US 11,704,564 B2
	Real time context dependent deep learning
Lev Faivishevsky, Kfar Saba (IL); Tomer Bar-On, Petah Tikva (IL); Yaniv Fais, Tel Aviv (IL); Jacob Subag, Kiryat Haim (IL); Jeremie Dreyfuss, Tel Aviv (IL); Amit Bleiweiss, Yad Binyamin (IL); Tomer Schwartz, Even Yehuda (IL); Raanan Yonatan Yehezkel Rohekar, Kiryat Ekron (IL); Michael Behar, Zichron Yaakov (IL); Amitai Armon, Tel-Aviv (IL); and Uzi Sarel, Zichron-Yaakov (IL)
Assigned to INTEL CORPORATION, Santa Clara, CA (US)
Filed by Intel Corporation, Santa Clara, CA (US)
Filed on Aug. 17, 2021, as Appl. No. 17/404,153.
Application 17/404,153 is a continuation of application No. 15/494,887, filed on Apr. 24, 2017, granted, now 11,238,338.
Prior Publication US 2022/0076118 A1, Mar. 10, 2022
This patent is subject to a terminal disclaimer.
Int. Cl. G06N 3/08 (2023.01); G06N 20/00 (2019.01); G06N 20/10 (2019.01)

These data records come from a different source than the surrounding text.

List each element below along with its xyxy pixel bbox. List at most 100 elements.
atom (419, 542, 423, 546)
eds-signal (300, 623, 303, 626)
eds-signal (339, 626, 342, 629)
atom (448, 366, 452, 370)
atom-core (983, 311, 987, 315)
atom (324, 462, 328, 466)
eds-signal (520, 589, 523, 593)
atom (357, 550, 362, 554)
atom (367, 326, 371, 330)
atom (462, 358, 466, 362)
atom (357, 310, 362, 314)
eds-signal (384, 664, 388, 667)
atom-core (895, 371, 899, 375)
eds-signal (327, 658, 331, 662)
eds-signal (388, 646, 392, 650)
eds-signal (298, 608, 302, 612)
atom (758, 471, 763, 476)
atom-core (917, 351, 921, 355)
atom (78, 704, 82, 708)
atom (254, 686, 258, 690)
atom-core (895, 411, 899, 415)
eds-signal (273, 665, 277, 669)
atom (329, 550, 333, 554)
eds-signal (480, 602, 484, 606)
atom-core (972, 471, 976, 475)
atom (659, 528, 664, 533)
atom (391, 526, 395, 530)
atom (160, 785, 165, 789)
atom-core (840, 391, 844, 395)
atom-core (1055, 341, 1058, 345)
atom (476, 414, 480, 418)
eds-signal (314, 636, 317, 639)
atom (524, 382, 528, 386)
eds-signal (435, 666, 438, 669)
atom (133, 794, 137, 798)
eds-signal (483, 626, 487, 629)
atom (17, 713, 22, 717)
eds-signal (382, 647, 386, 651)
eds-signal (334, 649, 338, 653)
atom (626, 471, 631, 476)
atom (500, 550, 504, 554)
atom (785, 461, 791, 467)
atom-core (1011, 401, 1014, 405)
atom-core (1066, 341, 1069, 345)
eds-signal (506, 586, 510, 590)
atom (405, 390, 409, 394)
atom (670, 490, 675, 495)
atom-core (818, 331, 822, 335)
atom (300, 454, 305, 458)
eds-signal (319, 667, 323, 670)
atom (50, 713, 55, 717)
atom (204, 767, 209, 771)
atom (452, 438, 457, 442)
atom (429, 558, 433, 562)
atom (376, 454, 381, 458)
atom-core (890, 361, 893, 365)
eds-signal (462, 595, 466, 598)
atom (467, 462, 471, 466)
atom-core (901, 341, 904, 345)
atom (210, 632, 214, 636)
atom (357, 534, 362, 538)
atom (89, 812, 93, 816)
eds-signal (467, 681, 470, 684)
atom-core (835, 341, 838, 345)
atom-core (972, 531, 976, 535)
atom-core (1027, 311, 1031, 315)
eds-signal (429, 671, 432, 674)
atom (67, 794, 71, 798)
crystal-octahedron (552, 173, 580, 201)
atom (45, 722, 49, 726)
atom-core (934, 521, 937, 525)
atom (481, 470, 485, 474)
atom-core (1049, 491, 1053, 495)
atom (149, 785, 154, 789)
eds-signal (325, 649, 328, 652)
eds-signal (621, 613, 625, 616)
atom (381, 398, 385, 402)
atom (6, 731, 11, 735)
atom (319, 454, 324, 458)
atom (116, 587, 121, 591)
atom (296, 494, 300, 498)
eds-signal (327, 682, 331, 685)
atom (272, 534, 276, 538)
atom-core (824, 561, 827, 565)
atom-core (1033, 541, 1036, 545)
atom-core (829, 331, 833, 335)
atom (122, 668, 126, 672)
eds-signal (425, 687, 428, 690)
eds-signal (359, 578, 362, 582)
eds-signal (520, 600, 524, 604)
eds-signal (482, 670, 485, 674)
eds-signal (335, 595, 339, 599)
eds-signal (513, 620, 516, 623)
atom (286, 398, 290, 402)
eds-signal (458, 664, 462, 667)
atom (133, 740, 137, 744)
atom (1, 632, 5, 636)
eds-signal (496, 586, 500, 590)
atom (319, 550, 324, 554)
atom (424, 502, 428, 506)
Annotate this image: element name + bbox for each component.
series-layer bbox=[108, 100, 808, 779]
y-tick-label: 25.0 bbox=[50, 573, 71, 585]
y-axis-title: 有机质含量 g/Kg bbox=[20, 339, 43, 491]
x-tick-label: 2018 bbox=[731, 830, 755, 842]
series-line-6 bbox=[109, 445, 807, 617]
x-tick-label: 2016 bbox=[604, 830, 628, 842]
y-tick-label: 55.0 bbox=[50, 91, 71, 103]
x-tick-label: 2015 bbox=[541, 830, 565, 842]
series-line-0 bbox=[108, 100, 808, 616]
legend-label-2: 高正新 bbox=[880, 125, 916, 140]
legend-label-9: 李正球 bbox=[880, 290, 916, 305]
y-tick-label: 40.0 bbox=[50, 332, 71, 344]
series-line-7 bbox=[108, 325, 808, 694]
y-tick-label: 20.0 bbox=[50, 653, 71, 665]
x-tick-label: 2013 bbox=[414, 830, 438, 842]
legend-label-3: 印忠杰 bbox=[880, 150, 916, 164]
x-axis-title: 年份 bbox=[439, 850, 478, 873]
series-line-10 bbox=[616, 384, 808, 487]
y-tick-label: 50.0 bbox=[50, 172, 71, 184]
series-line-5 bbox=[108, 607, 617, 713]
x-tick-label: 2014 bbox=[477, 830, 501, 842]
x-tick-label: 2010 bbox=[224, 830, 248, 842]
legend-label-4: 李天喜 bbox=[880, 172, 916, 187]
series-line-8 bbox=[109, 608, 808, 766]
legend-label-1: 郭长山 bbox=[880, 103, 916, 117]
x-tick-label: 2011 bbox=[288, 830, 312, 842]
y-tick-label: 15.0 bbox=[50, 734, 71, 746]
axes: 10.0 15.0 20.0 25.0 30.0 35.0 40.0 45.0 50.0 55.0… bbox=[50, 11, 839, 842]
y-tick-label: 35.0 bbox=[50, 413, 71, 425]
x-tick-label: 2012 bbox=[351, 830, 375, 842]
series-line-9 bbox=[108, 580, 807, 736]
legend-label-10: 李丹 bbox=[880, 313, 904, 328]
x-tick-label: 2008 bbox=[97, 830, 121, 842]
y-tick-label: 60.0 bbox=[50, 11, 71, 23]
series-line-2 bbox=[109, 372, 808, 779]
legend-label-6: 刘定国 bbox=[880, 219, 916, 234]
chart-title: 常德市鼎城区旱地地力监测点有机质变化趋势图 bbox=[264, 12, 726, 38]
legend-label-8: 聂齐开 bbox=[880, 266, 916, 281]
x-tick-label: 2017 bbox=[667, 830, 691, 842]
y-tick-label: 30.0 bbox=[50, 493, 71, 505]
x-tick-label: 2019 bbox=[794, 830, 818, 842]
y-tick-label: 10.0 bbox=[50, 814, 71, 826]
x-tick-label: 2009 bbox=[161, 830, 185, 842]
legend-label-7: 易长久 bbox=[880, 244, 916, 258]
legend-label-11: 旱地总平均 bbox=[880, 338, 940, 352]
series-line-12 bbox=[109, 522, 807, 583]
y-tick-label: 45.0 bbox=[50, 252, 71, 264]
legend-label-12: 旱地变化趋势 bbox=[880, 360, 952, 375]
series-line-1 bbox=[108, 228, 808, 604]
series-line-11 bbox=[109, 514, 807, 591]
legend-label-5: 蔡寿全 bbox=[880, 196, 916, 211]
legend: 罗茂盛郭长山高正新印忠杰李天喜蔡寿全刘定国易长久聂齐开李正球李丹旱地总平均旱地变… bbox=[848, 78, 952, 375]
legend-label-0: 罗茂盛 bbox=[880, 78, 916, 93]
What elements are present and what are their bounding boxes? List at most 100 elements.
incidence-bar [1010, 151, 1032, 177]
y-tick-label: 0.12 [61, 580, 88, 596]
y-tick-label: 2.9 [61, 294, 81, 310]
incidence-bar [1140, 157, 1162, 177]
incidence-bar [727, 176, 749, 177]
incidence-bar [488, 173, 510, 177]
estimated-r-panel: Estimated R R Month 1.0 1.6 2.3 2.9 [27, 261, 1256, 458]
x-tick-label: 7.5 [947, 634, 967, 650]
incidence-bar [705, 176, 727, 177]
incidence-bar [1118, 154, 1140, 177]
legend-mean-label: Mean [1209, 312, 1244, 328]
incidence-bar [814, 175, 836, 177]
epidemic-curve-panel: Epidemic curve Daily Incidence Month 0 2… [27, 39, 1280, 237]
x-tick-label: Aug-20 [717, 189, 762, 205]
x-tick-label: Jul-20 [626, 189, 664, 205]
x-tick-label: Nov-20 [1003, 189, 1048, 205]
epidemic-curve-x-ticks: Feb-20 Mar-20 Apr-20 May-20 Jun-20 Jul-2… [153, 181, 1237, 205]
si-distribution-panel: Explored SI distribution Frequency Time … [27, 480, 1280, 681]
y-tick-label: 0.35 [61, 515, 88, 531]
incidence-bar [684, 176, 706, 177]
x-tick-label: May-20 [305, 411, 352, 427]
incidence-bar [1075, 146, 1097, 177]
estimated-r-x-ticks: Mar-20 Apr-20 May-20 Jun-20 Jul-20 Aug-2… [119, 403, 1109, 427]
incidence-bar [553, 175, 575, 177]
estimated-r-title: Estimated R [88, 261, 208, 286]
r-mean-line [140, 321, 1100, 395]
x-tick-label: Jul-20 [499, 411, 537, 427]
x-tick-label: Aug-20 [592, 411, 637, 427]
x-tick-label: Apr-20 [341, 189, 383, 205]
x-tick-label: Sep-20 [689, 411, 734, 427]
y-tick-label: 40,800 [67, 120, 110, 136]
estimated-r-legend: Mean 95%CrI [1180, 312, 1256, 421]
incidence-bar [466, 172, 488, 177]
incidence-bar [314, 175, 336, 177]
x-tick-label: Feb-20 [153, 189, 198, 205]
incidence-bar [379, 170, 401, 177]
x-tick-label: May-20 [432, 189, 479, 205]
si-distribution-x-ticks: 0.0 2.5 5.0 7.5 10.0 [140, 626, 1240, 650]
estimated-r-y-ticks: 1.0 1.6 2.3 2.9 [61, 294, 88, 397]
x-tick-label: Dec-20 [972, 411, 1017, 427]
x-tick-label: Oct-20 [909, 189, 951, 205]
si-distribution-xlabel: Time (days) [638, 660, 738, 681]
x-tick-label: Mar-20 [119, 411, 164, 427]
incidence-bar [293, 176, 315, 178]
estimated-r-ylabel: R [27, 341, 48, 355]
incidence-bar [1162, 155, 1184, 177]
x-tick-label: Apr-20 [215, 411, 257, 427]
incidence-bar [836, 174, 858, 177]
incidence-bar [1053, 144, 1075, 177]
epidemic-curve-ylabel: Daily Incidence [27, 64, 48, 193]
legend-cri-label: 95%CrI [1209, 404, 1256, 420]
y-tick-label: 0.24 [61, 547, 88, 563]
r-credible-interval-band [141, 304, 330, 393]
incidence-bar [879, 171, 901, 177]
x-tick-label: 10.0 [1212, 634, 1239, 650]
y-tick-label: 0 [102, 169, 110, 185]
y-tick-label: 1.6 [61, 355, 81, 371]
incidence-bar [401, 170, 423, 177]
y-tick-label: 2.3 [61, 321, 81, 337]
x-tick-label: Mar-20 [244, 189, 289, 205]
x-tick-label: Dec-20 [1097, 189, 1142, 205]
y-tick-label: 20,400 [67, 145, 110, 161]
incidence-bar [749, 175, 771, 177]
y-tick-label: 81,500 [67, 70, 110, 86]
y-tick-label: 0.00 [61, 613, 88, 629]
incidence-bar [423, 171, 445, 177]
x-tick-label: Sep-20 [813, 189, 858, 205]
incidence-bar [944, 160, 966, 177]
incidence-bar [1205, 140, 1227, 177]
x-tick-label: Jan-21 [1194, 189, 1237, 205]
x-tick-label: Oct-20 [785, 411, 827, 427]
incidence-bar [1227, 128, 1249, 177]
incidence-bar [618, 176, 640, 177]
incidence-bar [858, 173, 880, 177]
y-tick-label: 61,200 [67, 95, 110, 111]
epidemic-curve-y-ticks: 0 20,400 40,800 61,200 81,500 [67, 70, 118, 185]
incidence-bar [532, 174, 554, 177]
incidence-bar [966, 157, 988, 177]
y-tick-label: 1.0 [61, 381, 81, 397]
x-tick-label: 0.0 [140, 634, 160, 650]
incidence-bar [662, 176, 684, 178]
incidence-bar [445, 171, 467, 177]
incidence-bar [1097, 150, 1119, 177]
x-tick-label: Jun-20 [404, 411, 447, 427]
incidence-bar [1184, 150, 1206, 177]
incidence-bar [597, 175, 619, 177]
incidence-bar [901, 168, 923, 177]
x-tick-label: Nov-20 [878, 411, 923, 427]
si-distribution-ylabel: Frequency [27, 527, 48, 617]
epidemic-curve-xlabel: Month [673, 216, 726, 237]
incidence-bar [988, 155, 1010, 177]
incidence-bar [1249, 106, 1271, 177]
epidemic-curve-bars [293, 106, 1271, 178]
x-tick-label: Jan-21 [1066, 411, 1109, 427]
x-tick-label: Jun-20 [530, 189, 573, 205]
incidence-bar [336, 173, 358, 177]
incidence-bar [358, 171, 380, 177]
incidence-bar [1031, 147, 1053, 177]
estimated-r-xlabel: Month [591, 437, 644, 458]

CPC G06N 3/08 (2013.01) [G06N 20/00 (2019.01); G06N 20/10 (2019.01)]

20 Claims

1. An apparatus comprising:

a general purpose graphics processing unit (GPGPU) comprising a plurality of streaming multiprocessors (SMs), the GPGPU to:

receive a plurality of data inputs for training a neural network executed by the plurality of SMs, wherein the data inputs comprise training data and weights inputs;

perform measurements of compute power and latency of the plurality of SMs;

determine a ratio of the compute power for the plurality of SMs; and

assign, in accordance with the ratio of the compute power and in accordance with the latency, the training data in a low precision form and the weight inputs in a high precision form among the plurality of SMs, wherein the low precision form is lower than the high precision form.